Piano Parts and How a Piano Works
hammers - the hammers are usually made from wool felt. The movement of the hammers is controlled by the keys. As they strike the strings, the strings vibrate causing sound. The hammers must be uniform in size, shape and density in order to produce a consistent sound as they strike the strings. Over time and use, the felt hammers may need to be serviced in order to create their best sound. They may need to be resurfaced or voiced.
strings - the strings are actually metal wires of varying thickness, length, and tension to produce tones of different pitchs. The tension of the strings is adjusted with a tuning wrench and calibrated to the A440 standard. There are approximately 220 strings tuned to eight-eight (88) different pitches. When a piano is cared for properly, the strings will last for quite a long time. Eventually the strings will need to br replaced in a process known as "restringing".
bridge - the bridge is a carefully shaped wooden (generally maple) bar that elevates the strings above the soundboard. As the strings vibrate they transfer vibrations to the bridge which is attached to the soundboard. The bridge transfers these vibrations to the soundboard which in turn amplifies the tones of the strings.

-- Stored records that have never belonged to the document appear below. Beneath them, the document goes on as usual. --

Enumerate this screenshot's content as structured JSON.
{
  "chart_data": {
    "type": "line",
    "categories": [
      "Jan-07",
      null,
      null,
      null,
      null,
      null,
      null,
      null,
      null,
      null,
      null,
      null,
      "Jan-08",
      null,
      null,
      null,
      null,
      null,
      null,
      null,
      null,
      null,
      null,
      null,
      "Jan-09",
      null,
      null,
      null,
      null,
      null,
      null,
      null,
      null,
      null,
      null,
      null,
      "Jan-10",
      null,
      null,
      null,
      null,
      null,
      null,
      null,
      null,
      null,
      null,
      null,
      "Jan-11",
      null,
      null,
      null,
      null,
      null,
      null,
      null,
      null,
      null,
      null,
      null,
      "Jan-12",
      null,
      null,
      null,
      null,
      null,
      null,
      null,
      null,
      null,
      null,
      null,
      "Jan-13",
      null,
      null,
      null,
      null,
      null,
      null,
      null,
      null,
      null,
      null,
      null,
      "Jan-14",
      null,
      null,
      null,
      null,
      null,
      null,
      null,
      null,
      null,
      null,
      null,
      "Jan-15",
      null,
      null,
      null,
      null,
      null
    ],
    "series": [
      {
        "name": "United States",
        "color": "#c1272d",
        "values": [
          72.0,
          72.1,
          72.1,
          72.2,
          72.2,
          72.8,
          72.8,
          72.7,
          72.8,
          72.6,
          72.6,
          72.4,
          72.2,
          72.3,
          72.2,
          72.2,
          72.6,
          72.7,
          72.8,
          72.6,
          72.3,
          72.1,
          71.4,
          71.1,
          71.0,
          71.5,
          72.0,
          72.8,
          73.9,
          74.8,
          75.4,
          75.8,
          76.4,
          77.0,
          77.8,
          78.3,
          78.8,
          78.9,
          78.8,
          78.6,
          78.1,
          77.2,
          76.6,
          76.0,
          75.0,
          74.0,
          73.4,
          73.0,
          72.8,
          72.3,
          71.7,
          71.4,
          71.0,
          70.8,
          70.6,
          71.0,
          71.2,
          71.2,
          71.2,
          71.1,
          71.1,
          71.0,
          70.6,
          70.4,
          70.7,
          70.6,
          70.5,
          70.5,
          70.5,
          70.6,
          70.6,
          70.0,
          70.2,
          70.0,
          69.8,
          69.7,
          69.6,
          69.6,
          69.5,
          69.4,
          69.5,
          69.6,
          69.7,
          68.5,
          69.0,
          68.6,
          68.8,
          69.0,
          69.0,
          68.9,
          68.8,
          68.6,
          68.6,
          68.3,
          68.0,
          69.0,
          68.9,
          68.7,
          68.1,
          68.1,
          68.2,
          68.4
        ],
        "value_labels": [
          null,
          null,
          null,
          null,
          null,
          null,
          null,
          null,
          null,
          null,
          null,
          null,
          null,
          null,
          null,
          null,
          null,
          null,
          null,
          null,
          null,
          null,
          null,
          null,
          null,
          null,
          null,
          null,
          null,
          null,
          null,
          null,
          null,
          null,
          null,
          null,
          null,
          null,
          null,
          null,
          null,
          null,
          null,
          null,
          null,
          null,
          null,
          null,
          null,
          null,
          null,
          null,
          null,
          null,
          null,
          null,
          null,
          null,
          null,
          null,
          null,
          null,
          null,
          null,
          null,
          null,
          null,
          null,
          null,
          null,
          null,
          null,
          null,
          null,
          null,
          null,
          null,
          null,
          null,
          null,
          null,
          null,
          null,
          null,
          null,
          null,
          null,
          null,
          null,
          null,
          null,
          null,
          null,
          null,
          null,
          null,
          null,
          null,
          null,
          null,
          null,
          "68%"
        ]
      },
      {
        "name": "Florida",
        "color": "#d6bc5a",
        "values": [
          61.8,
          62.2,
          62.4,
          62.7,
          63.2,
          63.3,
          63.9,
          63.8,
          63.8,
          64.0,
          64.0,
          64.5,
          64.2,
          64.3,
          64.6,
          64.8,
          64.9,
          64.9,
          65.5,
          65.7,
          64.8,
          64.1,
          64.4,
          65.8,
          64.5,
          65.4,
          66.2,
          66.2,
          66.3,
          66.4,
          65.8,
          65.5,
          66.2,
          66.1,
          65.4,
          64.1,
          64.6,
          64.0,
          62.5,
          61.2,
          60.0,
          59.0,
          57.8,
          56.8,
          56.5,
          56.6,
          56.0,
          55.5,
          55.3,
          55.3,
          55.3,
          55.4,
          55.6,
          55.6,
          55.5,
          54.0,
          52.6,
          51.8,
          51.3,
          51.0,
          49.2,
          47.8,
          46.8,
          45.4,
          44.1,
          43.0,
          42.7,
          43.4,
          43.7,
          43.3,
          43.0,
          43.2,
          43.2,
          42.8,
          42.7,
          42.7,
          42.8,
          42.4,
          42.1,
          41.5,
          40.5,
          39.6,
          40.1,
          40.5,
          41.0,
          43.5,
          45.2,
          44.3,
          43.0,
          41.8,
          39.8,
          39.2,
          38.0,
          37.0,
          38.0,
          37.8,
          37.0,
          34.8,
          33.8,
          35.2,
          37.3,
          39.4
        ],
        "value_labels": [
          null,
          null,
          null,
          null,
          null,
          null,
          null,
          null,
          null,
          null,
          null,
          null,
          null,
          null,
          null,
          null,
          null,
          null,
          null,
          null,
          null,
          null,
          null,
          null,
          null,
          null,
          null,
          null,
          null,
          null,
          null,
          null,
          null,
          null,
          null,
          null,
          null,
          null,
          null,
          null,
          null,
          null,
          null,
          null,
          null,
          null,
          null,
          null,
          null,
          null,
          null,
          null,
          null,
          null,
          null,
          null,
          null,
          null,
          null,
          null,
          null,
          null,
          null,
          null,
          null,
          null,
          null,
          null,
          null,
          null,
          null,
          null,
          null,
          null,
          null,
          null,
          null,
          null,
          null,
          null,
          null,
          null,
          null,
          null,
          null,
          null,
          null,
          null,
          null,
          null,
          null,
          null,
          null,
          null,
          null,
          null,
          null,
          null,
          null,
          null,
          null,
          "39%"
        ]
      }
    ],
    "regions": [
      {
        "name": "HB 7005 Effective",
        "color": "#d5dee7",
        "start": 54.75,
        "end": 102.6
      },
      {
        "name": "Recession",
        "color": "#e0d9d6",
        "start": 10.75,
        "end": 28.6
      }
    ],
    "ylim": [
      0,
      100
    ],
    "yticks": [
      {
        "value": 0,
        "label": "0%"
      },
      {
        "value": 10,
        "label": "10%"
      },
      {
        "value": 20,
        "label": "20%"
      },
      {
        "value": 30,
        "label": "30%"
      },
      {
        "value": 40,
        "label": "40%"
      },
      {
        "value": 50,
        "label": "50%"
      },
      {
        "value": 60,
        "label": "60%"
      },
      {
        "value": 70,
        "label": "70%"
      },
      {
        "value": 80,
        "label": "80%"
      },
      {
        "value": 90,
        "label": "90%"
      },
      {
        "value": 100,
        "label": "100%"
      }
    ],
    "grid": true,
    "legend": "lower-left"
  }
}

soundboard - the soundboard is most often carefully constructed of spruce wood. Many pianos utilize a laminated soundboard while higher quality pianos will have a carefully crafted solid spruce soundboard for better sound. Generally speaking the larger soundboards produce a fuller sound. The vibrations that the soundboard receives from the bridge begin to resonate from this spruce board and actually amplify the sound of the strings many times that of the strings themselves.
plate - the plate is a cast iron metal frame which adds rigidity to the cabinet and maintains the structural integrity of the piano under the great stress that the tension of the strings applies to the cabinet. The combined tension of the strings is often between sixteen and twenty-three tons and without this cast iron plate, the extreme tension of the strings would cause the piano to collapse.
pins - the pins are small metal objects that secure one end of each string and allow the piano to be tuned accurately. Each pin has three distinct sections. The lower end of the pins is etched to make it seat securely in the pinblock. The middle section of the pin is round and smooth and may have a whole in it that the end of the string is inserted in before it is wound tight. The top end of the pin is square to accomodate a tuning wrench. Pins are a very durable part of the piano but may be replaced if the piano is restrung or rebuilt.
pinblock - the pinblock is constructed of laminated layers of hard rock maple that are drilled with holes in a precision size and pattern. The pins are inserted in these holes. The pinblock usually lasts for a very long time unless the wood gets too dry which will cause it to crack. Cracked pinblocks must be repaired or replaced.
action - the action is an elaborate system of mechanical devices that transmit motion from the keyboard to the strings. The action is a system of almost four-thousand (4000) wood and felt parts. The pianist starts the action by striking a key, which causes a system of levers to move a hammer. The hammer strikes the strings and causes them to vibrate. This vibration is magnified by the soundboard and we hear the wonderful sounds of the piano. There are different types and styles of actions but generally speaking, they fall into two categories - vertical pianos and grand pianos. Grand pianos generally have a faster action than vertical pianos.
pedals - pianos have either two or three foot pedals that have various effects on the action and how the strings are allowed to vibrate. The pedals control the dampers that dampen or sustain the the sound of the strings and a variety of other functions such as volume or practice pads.
dampers - the dampers are wooden blocks covered with felt that are controlled by the pedals and individual keys. The dampers raise and lower from the strings to control the sustain of the vibration of the strings.
cabinet - the cabinet is the wooden case of the piano. It must be well constructed and the pieces must fit together tightly. The cabinet is typically finished in black,white, or wood tone and coated with lacquer or a poly-varnish in a satin or gloss finish. Some cabinets are painted or ornately decorated.
keys - the eighty-eight keys on the piano are the part of the piano we are most familiar with. The keys are wood levers covered with plastic resin or ivory. When a key is pressed the action of that key causes a specific hammer to strike a specific string and play a note. Keystrokes are combined to mix the tones of multiple strings at once to produce what we know as a chord. The keys are grouped together in octaves, or eight note scales. These octaves are arranged with the lower notes on the left and the higher pitch notes on the right. The keyboard consists of seven and one half octaves from a low "A" note to a high "C" note.